Nama-Nama Lain dari Ilmu Kalam
1.
Teologi
(Theologie atau theologhy)
Teologi secara
etimologi terdiri dari teo atau teos
yang berarti Tuhan dan logi atau logos yang berarti pengetahuan (science,
studi, discourse), faham atau pembicaraan, jadi, teologi mengandung arti
pengetahuan, faham atau pembicaraan tentang tuhan.[3]
Sedangkan pengertian teologi
secara terminologi ada banyak definisi yang dikembangkan oleh para ahli seperti
Fergelius Ferm yang menyebutkan bahwa teologi adalah pemikiran sistematis yang
berhubungan dengan alam semesta. Dalam Ensyklopedia Everymen’s, disebutkan
tentang teologi sebagai berikut : pengetahuan tentang agama, yang karenanya
membicarakan tentang Tuhan dan manusia dalam pertaliannya dengan Tuhan.
Adapun teologi terbagi kedalam dua bagian[4]:
a.
Teologi
Natural (Natural theology) yaitu teologi yang berdasarkan pemikiran falsafah semata.
b.
Teologi
Wahyu (Revealed theology) yaitu teologi yang terkaitan dengan wahyu. Teologi
Hidhu, teologi Khonghuchu, teologi Kristen, dan teologi Islam adalah teologi
yang menurut pengantut masing-masing berdasarkan wahyu.

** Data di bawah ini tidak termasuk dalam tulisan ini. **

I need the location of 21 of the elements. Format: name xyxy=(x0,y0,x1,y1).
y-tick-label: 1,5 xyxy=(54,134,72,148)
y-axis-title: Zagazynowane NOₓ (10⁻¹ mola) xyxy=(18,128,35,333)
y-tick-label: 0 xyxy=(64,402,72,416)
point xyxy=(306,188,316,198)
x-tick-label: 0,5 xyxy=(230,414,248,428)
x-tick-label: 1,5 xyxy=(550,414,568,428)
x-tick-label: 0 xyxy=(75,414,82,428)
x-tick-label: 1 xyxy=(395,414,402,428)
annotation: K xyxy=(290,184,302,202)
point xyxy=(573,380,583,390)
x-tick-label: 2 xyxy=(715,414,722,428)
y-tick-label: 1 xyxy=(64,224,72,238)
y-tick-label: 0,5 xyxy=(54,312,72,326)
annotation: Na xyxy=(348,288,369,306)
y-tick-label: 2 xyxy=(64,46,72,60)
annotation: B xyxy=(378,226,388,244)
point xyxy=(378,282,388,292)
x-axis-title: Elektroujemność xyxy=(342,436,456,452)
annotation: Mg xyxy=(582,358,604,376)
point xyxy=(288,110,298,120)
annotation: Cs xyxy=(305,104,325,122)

Adapun aspek yang dibicarakan dalam teologi adalah kepercayaan
(believe) bukan aspek ibadah (ritual), tingkah laku, atau bukan peraturan yang
mengatur ibadah kepada Tuhan dan pergaulan sesama manusia.
2.
Ushuluddin
Kata ushuluddin berasal dari bahasa Arab yaitu terdiri dari kata Ushul
dan Addin, ushul yang berarti
pokok, dasar atau kaidah. [5]
Sedangkan, addin artinya adalah
agama. [6] Jadi,
ilmu ushuluddin adalah ilmu yang membahas pokok-poko agama atau dasar-dasar
agama.
Sedangkan pengertian Ushuluddin secara terminologi adalah :
علم
أصول الدين هو علم يبحث فيه عن أصول العقائد الدينية بالأدلة القطعية و العقلية
“Ilmu
ushuluddin adalah ilmu yang membahas padanya tentang prinsip-prinsip
kepercayaan agama dengan dalil-dalil yang qath’i (al-Quran dan hadis mutawatir)
dan dalil-dalil akal pikiran.”
3.
Aqidah
atau Aqaid
Pengertian Aqidah secara etimologi
berasal dari bahasa Arab yaitu kata ‘aqd (عقد) yang berarti pengikatan
atau pertalian.
Sedangkan pengertian Aqidah secara istilah merupakan apa yang diyakini seseorang. Jika,
dikatakan “ia memiliki aqidah yang benar” berarti aqidahnya bebas dari
keraguan. [7]
Aqidah merupakan perbuatan hati , yaitu kepercayaan hati dan pembenarannya
kepada sesuatu.
4.
Ilmu
Tauhid
Ilmu Tauhid secara etimologi berasal dari bahasa Arab, masdar dari
kata wahhada ( وحّد ) yuwahhidu ( يوحّد ).
Secara etimologis, tauhid berarti keesaan. Maksudnya, itikad atau
keyakinan bahwa Allah Swt. adalah Esa; Tunggal; satu.[8]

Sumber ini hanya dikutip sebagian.